Chambers was last seen on grainy gas station footage that shows her walking towards a gas station, about 90 minutes before first responders discovered her on fire about one mile from the gas station. The footage shows Jessica waving before she walked over to speak with someone.

The footage also showed a man wearing a striped shirt filling up a gas who then walked in the same direction as the teen. Soon after, Chambers returned to her car and drove off.

Tellis was charged almost two years after Chambers death.

“We knew he was the last person she was with,” prosecutor John Champion alleged at the time. “We came to the realization that he was with her at 6 o’clock. Their phones were absolutely together in Batesville.”

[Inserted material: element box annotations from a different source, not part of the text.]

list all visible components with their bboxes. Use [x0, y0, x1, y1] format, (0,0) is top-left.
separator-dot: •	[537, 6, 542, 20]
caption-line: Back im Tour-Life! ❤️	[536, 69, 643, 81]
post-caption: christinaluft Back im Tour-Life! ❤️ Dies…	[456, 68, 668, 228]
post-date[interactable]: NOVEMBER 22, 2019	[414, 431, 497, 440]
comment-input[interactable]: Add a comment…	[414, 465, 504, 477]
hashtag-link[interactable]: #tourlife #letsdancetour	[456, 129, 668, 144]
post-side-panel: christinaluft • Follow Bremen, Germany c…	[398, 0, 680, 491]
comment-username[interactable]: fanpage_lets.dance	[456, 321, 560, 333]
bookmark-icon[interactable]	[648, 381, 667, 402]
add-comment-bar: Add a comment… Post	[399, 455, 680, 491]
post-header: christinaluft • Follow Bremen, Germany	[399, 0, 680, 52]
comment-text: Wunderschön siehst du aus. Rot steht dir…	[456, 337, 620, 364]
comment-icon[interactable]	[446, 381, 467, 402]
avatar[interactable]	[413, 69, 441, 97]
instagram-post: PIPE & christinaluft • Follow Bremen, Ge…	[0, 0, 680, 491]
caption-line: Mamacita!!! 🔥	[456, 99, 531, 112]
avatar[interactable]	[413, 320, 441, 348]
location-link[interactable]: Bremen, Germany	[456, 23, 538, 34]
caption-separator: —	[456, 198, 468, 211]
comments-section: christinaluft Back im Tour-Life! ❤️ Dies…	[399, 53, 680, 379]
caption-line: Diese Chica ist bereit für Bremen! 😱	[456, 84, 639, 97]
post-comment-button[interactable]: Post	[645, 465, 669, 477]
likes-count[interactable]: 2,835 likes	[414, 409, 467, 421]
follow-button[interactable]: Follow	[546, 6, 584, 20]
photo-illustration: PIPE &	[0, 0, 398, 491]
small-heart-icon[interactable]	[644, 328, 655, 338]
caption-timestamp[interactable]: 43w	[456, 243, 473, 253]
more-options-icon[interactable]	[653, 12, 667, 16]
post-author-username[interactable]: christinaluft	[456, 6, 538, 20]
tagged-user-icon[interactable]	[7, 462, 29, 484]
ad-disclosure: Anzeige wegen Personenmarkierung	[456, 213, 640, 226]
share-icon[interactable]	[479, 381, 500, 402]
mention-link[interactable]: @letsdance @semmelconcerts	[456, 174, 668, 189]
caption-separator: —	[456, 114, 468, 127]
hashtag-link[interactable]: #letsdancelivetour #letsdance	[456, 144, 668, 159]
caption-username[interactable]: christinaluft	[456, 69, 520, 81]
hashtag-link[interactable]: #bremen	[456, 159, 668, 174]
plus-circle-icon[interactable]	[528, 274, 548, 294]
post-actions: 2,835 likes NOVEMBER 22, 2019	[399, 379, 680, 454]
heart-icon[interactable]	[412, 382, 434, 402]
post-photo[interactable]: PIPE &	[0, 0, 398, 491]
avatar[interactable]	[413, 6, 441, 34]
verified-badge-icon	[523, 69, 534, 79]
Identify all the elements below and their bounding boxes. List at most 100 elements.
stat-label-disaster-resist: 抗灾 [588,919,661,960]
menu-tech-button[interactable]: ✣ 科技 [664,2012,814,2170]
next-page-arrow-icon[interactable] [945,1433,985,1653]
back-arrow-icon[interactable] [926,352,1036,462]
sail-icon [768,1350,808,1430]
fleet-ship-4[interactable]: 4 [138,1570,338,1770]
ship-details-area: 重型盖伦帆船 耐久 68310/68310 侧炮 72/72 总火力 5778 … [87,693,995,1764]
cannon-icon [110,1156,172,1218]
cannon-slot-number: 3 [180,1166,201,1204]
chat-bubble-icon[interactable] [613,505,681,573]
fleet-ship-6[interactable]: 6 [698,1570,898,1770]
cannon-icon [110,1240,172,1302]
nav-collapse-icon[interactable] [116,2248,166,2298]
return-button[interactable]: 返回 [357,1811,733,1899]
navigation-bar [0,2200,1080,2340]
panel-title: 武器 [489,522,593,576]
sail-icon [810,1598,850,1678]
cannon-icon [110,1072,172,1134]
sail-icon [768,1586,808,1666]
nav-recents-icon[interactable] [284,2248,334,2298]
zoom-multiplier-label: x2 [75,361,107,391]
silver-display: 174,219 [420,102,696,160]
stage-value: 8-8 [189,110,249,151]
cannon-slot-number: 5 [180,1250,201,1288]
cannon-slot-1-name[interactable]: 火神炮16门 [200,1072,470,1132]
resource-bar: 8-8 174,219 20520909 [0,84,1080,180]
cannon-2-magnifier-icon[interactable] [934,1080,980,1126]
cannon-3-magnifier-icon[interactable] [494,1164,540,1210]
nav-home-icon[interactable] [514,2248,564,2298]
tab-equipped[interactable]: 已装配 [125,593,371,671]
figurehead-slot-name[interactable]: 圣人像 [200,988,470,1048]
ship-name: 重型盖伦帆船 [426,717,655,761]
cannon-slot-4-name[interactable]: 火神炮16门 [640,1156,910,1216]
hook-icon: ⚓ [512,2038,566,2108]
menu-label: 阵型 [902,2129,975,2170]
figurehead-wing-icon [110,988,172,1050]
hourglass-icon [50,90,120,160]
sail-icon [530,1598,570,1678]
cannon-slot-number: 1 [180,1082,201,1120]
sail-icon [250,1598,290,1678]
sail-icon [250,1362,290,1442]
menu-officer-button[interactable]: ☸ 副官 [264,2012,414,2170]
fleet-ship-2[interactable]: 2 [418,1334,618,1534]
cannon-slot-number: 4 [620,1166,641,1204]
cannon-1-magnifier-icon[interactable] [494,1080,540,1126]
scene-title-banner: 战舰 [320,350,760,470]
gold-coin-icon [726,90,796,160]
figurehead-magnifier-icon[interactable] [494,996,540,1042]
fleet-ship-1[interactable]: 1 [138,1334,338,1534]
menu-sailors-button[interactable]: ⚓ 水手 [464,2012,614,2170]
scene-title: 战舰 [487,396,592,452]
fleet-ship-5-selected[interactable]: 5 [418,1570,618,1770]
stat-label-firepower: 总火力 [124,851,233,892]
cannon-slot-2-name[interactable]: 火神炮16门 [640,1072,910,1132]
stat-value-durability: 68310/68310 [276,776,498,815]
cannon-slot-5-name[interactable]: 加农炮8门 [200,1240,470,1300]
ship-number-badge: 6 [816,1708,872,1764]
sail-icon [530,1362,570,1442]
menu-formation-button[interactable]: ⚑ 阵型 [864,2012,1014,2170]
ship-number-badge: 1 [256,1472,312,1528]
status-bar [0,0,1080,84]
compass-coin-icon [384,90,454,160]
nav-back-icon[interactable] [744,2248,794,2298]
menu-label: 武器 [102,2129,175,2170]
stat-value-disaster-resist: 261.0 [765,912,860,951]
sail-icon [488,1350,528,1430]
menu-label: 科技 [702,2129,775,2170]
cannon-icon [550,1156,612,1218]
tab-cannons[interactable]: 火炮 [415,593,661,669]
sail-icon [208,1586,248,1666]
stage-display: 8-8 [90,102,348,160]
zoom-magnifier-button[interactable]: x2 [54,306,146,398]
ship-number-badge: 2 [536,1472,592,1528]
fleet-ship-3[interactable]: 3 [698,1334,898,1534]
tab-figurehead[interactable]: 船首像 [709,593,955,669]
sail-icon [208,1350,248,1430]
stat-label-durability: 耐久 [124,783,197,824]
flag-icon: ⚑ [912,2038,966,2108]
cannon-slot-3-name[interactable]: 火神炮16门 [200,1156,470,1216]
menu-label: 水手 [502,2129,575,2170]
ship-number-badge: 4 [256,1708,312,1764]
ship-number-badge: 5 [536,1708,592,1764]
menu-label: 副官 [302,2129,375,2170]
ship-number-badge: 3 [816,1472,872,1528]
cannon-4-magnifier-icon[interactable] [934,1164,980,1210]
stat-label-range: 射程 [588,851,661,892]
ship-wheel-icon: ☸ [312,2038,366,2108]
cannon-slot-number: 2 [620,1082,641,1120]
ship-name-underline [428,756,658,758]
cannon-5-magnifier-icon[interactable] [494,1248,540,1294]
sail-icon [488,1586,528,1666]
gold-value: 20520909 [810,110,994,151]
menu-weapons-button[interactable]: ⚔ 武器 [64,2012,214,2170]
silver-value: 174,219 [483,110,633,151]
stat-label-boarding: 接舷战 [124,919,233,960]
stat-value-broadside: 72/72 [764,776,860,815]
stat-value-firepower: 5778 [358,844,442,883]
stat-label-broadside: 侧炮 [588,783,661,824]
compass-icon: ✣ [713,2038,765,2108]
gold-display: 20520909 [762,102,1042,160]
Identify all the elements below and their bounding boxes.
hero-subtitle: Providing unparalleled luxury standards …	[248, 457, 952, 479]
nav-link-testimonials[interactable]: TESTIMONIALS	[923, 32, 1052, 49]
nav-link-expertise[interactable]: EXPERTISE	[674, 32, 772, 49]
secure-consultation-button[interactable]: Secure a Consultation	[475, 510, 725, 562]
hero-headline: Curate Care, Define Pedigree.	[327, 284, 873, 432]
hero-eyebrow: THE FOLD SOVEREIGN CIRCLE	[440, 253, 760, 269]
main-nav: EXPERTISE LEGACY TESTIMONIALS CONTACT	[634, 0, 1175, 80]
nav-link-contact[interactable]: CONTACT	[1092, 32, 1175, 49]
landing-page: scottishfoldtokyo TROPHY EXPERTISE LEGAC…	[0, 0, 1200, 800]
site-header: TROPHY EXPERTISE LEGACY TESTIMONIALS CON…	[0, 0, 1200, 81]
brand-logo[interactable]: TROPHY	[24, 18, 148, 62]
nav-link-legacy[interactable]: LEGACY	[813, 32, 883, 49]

“We found out he was in Louisiana in jail down there and one thing led to another, and he kept lying to us, and every time we’d bust his lies, he’d change his story, and he basically put himself with Jessica until 7:26,” Champion added. “We know she was on the scene until 7:31. So the chances of her being with somebody else for four minutes just doesn’t make sense.”

Champion did not mention the possible motive of the murders and also alleged Tellis acted alone. Tellis faces life in prison without parole if convicted, according to an April 18 court filing in which state prosecutors disclosed they wouldn't seek the death penalty.

“This guy lived at the other end of the street from us,” Jessica’s stepmother Debbie Chambers previously told People magazine. “Jessica knew him roughly for 12 days. A mutual friend introduced them.”

Champion also reportedly said that Tellis and Chambers were friends. Authorities said about 20,000 telephone numbers were analyzed as part of the investigation, more than 150 people were questioned, and investigators traveled to Iowa and Chattanooga, Tennessee, to get details about the case.

This is not the only murder charge Tellis faces. In May 2016, he pleaded guilty to unauthorized use of a credit card of Meing-Chen Hsiao, 34, a former Taiwanese exchange student who was found dead in August 2015 with multiple stab wounds, defensive wounds and slicing wounds in her upper back. Tellis was charged with the murder of Hsiao in July 2016 after being extradited to Mississippi for the trial related to Chambers’ death.